Brazil is experiencing a concentration in the health plan market that affects consumers by reducing options and resources for negotiation. The difficulty of competition is imposed, among others, by the high costs of the service, which ends up suffocating small and medium-sized businesses.
As demonstrated by Estadaothere has been in recent years a increase in acquisitions from healthcare giants. When one healthcare operator buys another, there is a reduction in the number of competitors and a verticalization of the management of clinics and hospitals. This allows operators to exercise greater control over referral services.
Tools to optimize the system
Creating tools so that smaller operators can remain on the market, even competing unequally with larger ones, is essential to maintaining healthy competition in the complementary healthcare sector. And artificial intelligence, in this sense, can collaborate by organizing data and identifying points of potential optimization.

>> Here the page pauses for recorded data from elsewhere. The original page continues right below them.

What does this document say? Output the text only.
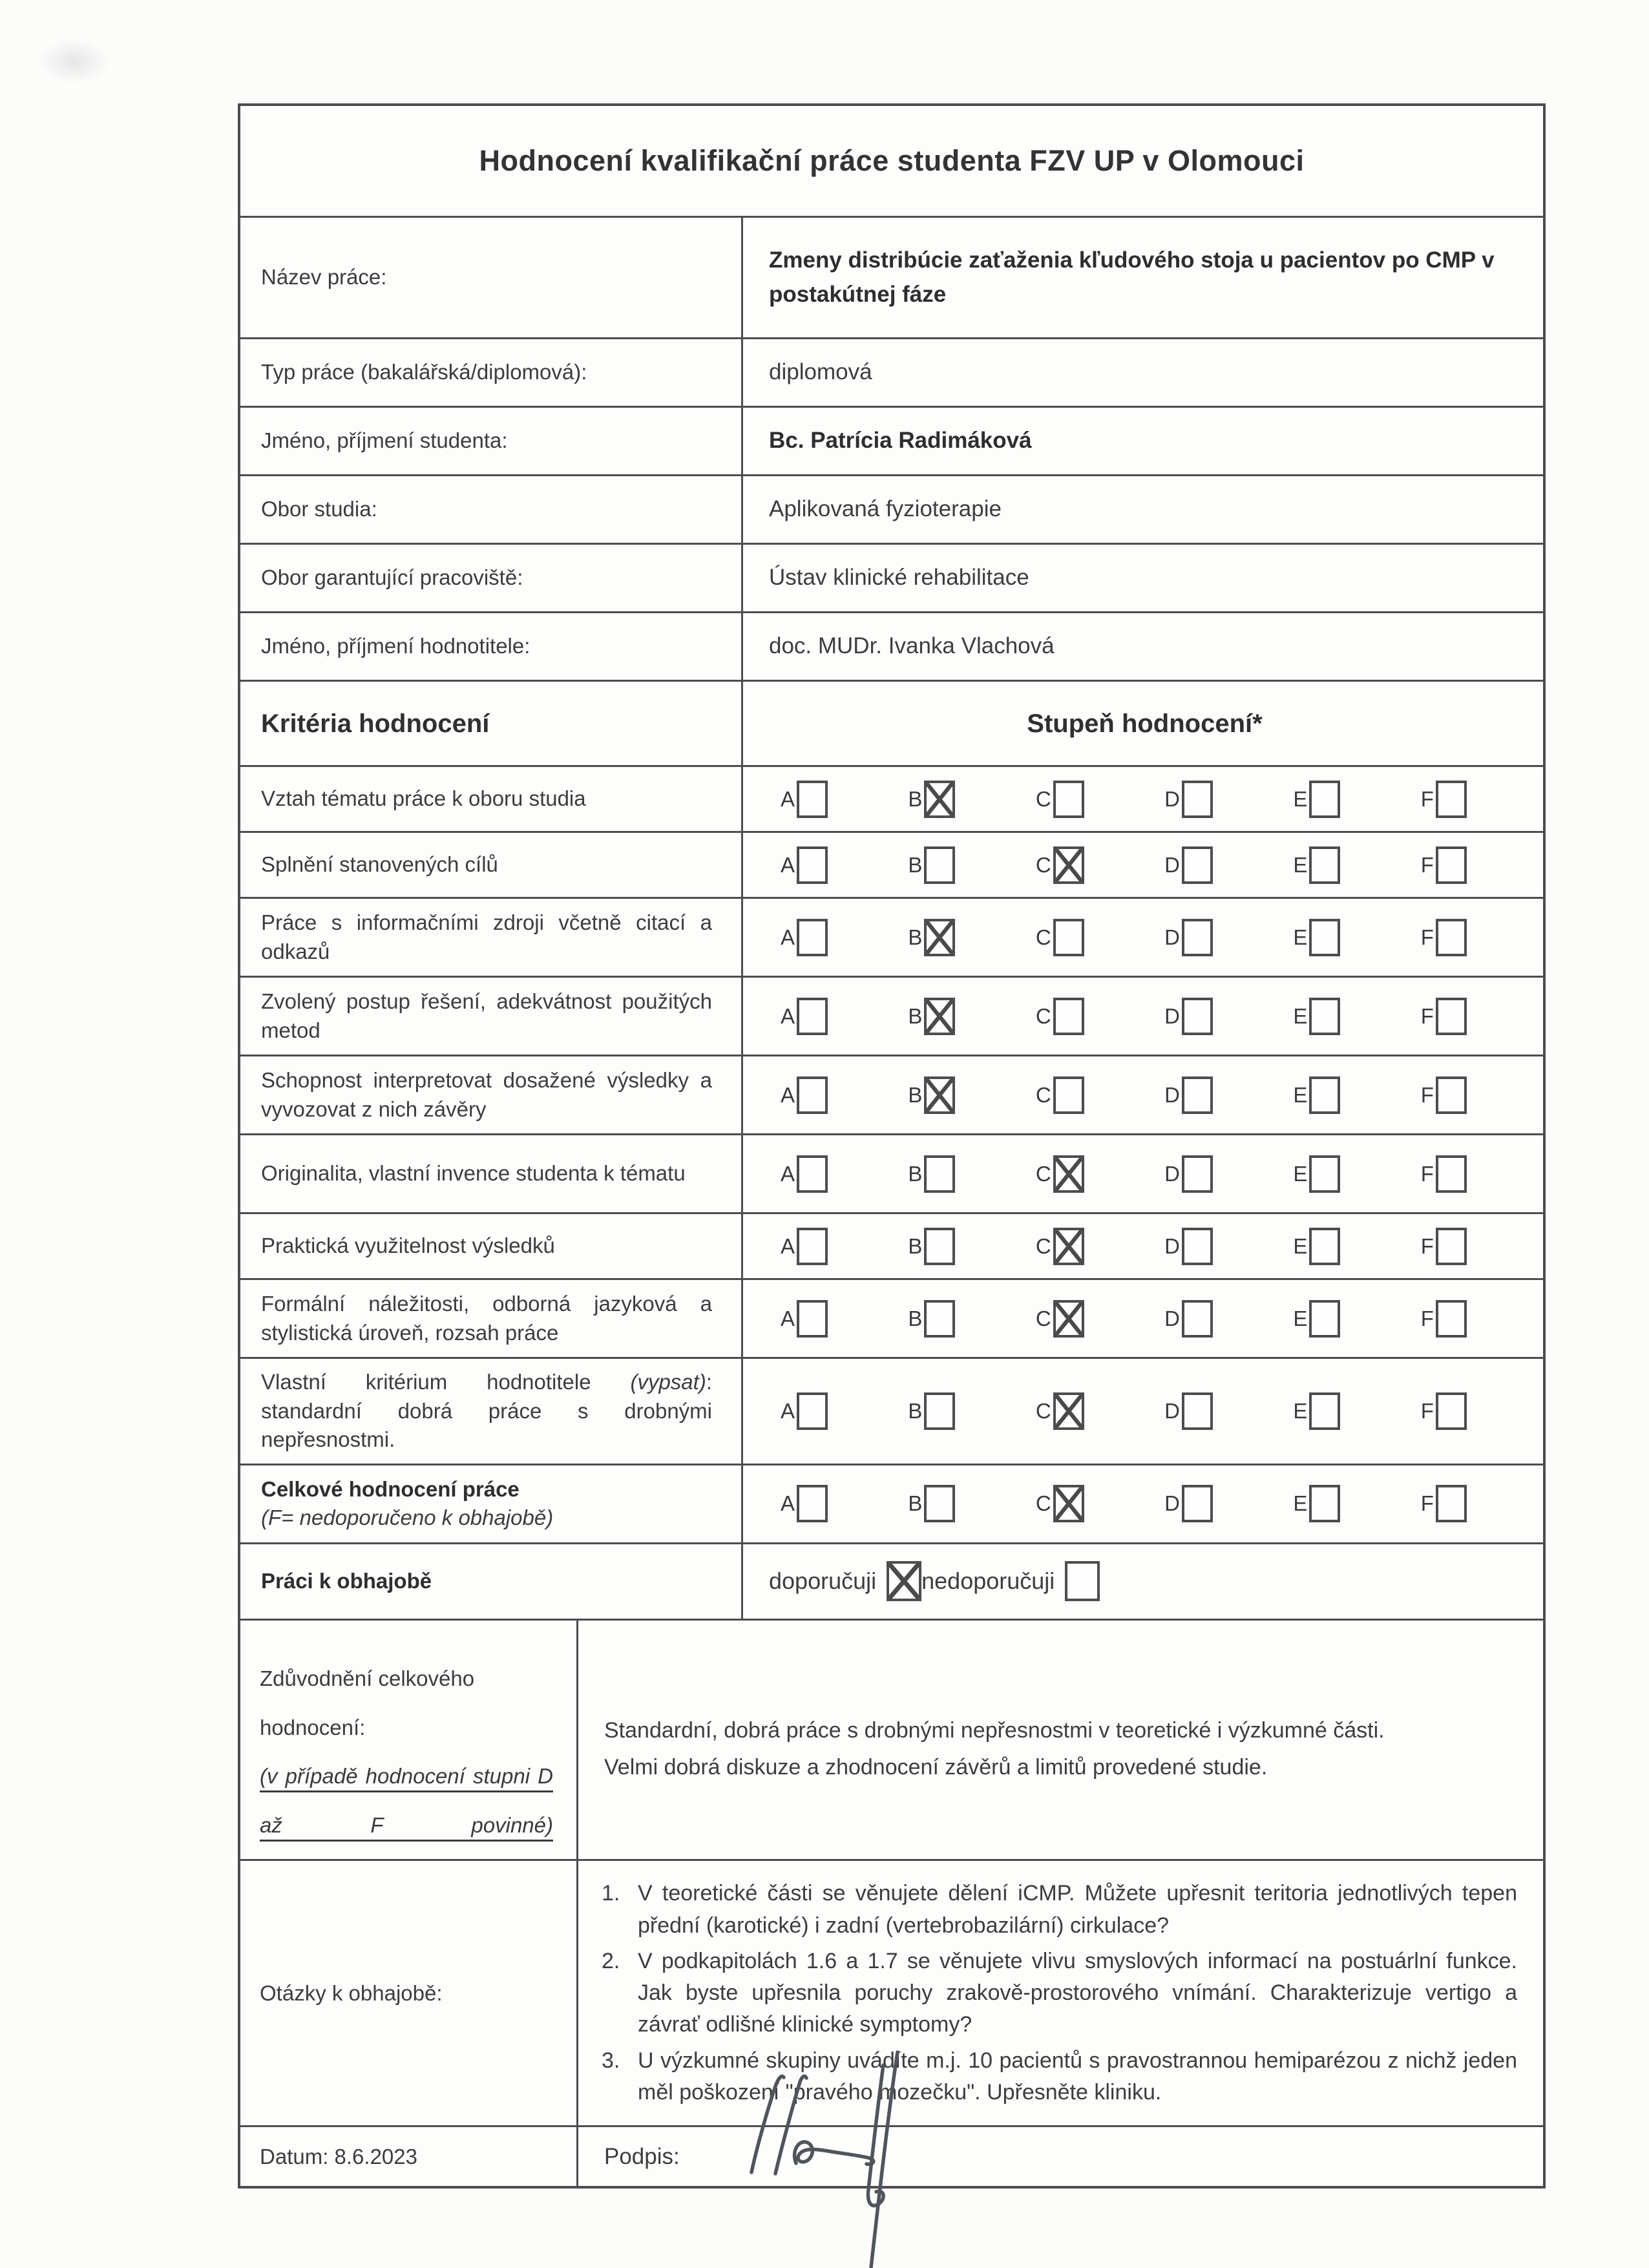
Hodnocení kvalifikační práce studenta FZV UP v Olomouci
Název práce:
Zmeny distribúcie zaťaženia kľudového stoja u pacientov po CMP v postakútnej fáze
Typ práce (bakalářská/diplomová):	diplomová
Jméno, příjmení studenta:	Bc. Patrícia Radimáková
Obor studia:	Aplikovaná fyzioterapie
Obor garantující pracoviště:	Ústav klinické rehabilitace
Jméno, příjmení hodnotitele:	doc. MUDr. Ivanka Vlachová
Kritéria hodnocení	Stupeň hodnocení*
Vztah tématu práce k oboru studia	A	B	C	D	E	F
Splnění stanovených cílů	A	B	C	D	E	F
Práce s informačními zdroji včetně citací a odkazů
A	B	C	D	E	F
Zvolený postup řešení, adekvátnost použitých metod
A	B	C	D	E	F
Schopnost interpretovat dosažené výsledky a vyvozovat z nich závěry
A	B	C	D	E	F
Originalita, vlastní invence studenta k tématu	A	B	C	D	E	F
Praktická využitelnost výsledků	A	B	C	D	E	F
Formální náležitosti, odborná jazyková a stylistická úroveň, rozsah práce
A	B	C	D	E	F
Vlastní kritérium hodnotitele (vypsat): standardní dobrá práce s drobnými nepřesnostmi.
A	B	C	D	E	F
Celkové hodnocení práce
(F= nedoporučeno k obhajobě)
A	B	C	D	E	F
Práci k obhajobě	doporučuji nedoporučuji
Zdůvodnění celkového hodnocení:
(v případě hodnocení stupni D až F povinné)
Standardní, dobrá práce s drobnými nepřesnostmi v teoretické i výzkumné části.
Velmi dobrá diskuze a zhodnocení závěrů a limitů provedené studie.
Otázky k obhajobě:
1. V teoretické části se věnujete dělení iCMP. Můžete upřesnit teritoria jednotlivých tepen přední (karotické) i zadní (vertebrobazilární) cirkulace?
2. V podkapitolách 1.6 a 1.7 se věnujete vlivu smyslových informací na postuárlní funkce. Jak byste upřesnila poruchy zrakově-prostorového vnímání. Charakterizuje vertigo a závrať odlišné klinické symptomy?
3. U výzkumné skupiny uvádíte m.j. 10 pacientů s pravostrannou hemiparézou z nichž jeden měl poškození "pravého mozečku". Upřesněte kliniku.
Datum: 8.6.2023	Podpis:
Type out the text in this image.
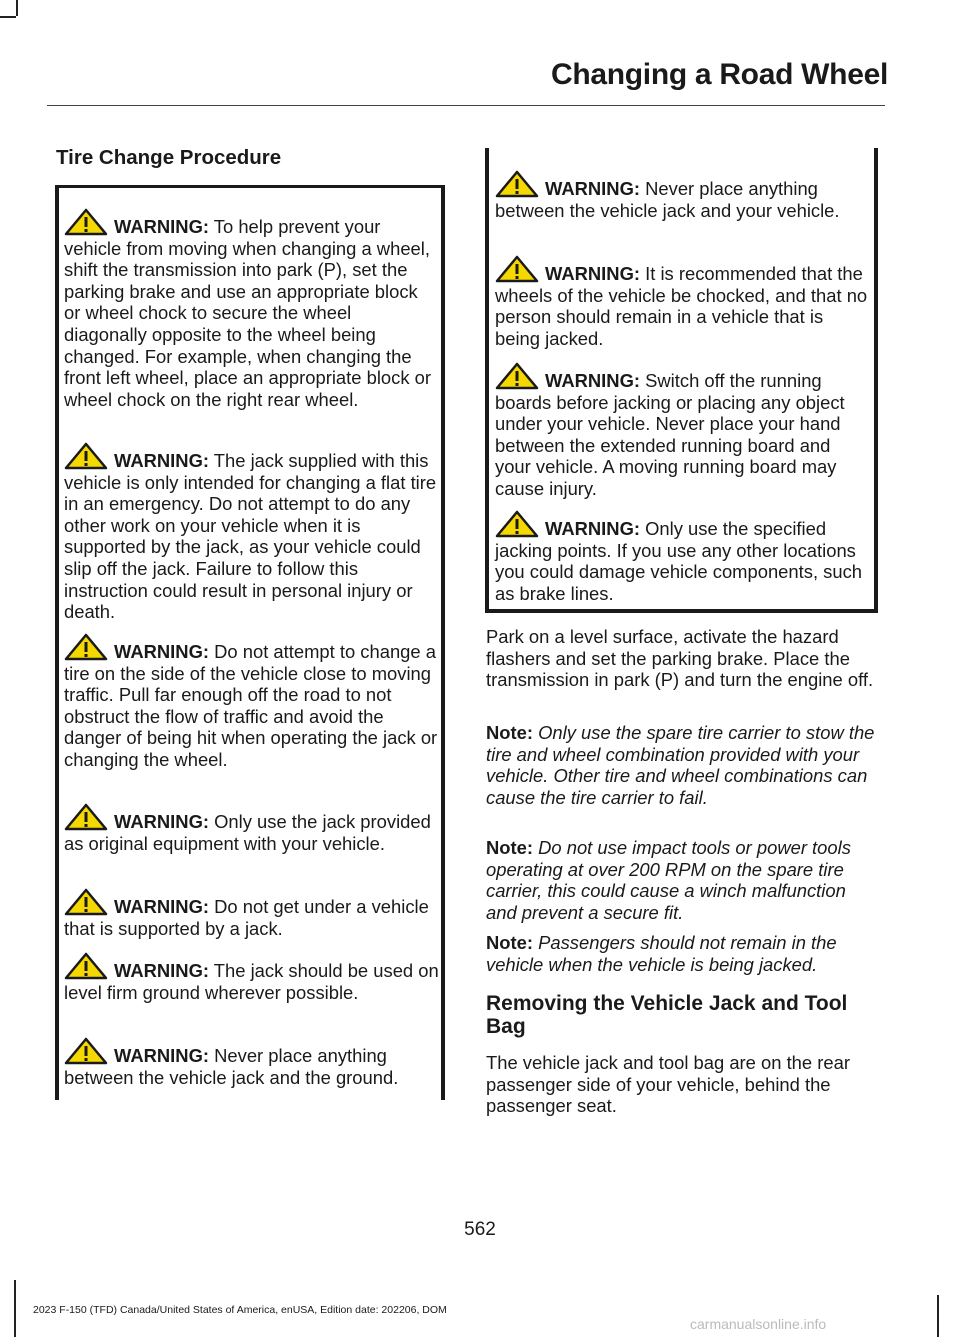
Changing a Road Wheel
Tire Change Procedure
WARNING: To help prevent your vehicle from moving when changing a wheel, shift the transmission into park (P), set the parking brake and use an appropriate block or wheel chock to secure the wheel diagonally opposite to the wheel being changed. For example, when changing the front left wheel, place an appropriate block or wheel chock on the right rear wheel.
WARNING: The jack supplied with this vehicle is only intended for changing a flat tire in an emergency. Do not attempt to do any other work on your vehicle when it is supported by the jack, as your vehicle could slip off the jack. Failure to follow this instruction could result in personal injury or death.
WARNING: Do not attempt to change a tire on the side of the vehicle close to moving traffic. Pull far enough off the road to not obstruct the flow of traffic and avoid the danger of being hit when operating the jack or changing the wheel.
WARNING: Only use the jack provided as original equipment with your vehicle.
WARNING: Do not get under a vehicle that is supported by a jack.
WARNING: The jack should be used on level firm ground wherever possible.
WARNING: Never place anything between the vehicle jack and the ground.
WARNING: Never place anything between the vehicle jack and your vehicle.
WARNING: It is recommended that the wheels of the vehicle be chocked, and that no person should remain in a vehicle that is being jacked.
WARNING: Switch off the running boards before jacking or placing any object under your vehicle. Never place your hand between the extended running board and your vehicle. A moving running board may cause injury.
WARNING: Only use the specified jacking points. If you use any other locations you could damage vehicle components, such as brake lines.
Park on a level surface, activate the hazard flashers and set the parking brake. Place the transmission in park (P) and turn the engine off.
Note: Only use the spare tire carrier to stow the tire and wheel combination provided with your vehicle. Other tire and wheel combinations can cause the tire carrier to fail.
Note: Do not use impact tools or power tools operating at over 200 RPM on the spare tire carrier, this could cause a winch malfunction and prevent a secure fit.
Note: Passengers should not remain in the vehicle when the vehicle is being jacked.
Removing the Vehicle Jack and Tool Bag
The vehicle jack and tool bag are on the rear passenger side of your vehicle, behind the passenger seat.
562
2023 F-150 (TFD) Canada/United States of America, enUSA, Edition date: 202206, DOM
carmanualsonline.info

“We have high-cost surgeries, for example, which are not always well indicated (…) In one of our cases, we identified a medical surplus of more than R$ 38 thousand in procedures and materials requested in excess or not necessary” , said the director.
The Lean Saúde system identifies reimbursement fraud, absences in requestsbeneficiaries consider it high cost, which patients can be discharged with the release of a home care (cheaper than maintaining hospitalization) and which surgeries do not have an adequate recommendation.
According to the executive, identifying these wastes, failures and frauds in requests for procedures, tests and hospitalizations can contribute to the sustainability of the system, including the SUS, which has the challenge of serving as many people as possible, with the resources at its disposal.
The executive stressed, however, that it is necessary to reconcile intelligence, which focuses on spreadsheets and health system data, with human and medical analysis. “We monitor the efficiency of highly complex hospitalizations with qualified medical visits every two or three days to understand the patient’s condition and whether he can now move to a less complex hospitalization,” he exemplified.
On October 13 and 14, the “Health and Wellness Summit: Has the Future of Health Arrived?” took place at the JK Iguatemi Shopping Event Space in Sao Paulo. See other topics discussed in this edition here.